United States District Court, W.D. Washington, at Seattle
Jun 17, 2008
CASE NO. C05-1026RAJ (W.D. Wash. Jun. 17, 2008)

Opinion

CASE NO. C05-1026RAJ.

June 17, 2008


ORDER


I. INTRODUCTION

This matter comes before the court on Defendants' motion for summary judgment (Dkt. # 32). Neither party has requested oral argument, and the court finds the motion suitable for disposition on the basis of the parties' briefing and supporting evidence. For the reasons below, the court GRANTS IN PART and DENIES IN PART Defendants' motion.

II. FACTS

This case arises from two interactions between Plaintiff Michael Exendine and King County Sheriff's Office deputies.

A. April 8, 2003 Incident

Deputy Erik Soderstrom was driving a marked police car on routine patrol in Sammamish on April 8, 2003. As he drove on 239th Way Southeast, he realized he was on a dead-end street.
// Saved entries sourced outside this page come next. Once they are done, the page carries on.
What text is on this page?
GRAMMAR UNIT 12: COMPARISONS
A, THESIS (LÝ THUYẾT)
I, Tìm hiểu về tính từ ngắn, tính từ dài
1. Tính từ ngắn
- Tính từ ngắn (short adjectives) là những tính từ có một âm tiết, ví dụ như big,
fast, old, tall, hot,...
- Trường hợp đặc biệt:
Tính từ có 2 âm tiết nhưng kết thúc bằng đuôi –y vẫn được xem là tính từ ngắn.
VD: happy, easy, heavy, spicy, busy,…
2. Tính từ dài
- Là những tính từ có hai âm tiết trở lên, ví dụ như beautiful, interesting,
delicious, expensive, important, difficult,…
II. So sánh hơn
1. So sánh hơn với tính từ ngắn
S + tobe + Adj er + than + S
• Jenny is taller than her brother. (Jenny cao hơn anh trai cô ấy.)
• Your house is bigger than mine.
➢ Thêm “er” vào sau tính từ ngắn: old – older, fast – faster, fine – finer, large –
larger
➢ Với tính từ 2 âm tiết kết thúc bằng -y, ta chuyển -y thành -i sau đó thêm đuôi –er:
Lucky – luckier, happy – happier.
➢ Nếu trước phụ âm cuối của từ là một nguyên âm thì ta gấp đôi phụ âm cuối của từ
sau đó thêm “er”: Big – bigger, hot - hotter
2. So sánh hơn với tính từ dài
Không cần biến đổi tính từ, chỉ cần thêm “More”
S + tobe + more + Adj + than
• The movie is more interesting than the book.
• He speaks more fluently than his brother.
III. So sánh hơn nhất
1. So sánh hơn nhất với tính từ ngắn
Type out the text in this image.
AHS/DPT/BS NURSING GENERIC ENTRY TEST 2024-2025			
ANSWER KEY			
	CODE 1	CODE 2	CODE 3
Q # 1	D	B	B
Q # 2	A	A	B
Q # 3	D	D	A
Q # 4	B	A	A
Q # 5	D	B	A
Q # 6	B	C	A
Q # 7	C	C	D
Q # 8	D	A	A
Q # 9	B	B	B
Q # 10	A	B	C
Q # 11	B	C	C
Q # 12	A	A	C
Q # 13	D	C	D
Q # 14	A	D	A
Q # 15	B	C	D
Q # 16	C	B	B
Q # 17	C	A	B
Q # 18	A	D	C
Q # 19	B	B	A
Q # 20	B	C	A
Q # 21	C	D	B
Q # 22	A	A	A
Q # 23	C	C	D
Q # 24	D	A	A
Before Soderstrom could turn around, Exendine parked his truck in the middle of the street. Soderstrom claims that Exendine's truck blocked Soderstrom's car, but Exendine claims that Soderstrom could have driven around the truck. Compare Soderstrom Decl. (Dkt. # 33) ¶ 4 with Exendine Decl. (Dkt. # 41) ¶ 16. Soderstrom asked Exendine to move the truck so that he could pass, but Exendine replied that Soderstrom was trespassing on private property. Exendine refused to move the truck and instead entered his nearby home. Soderstrom called for backup.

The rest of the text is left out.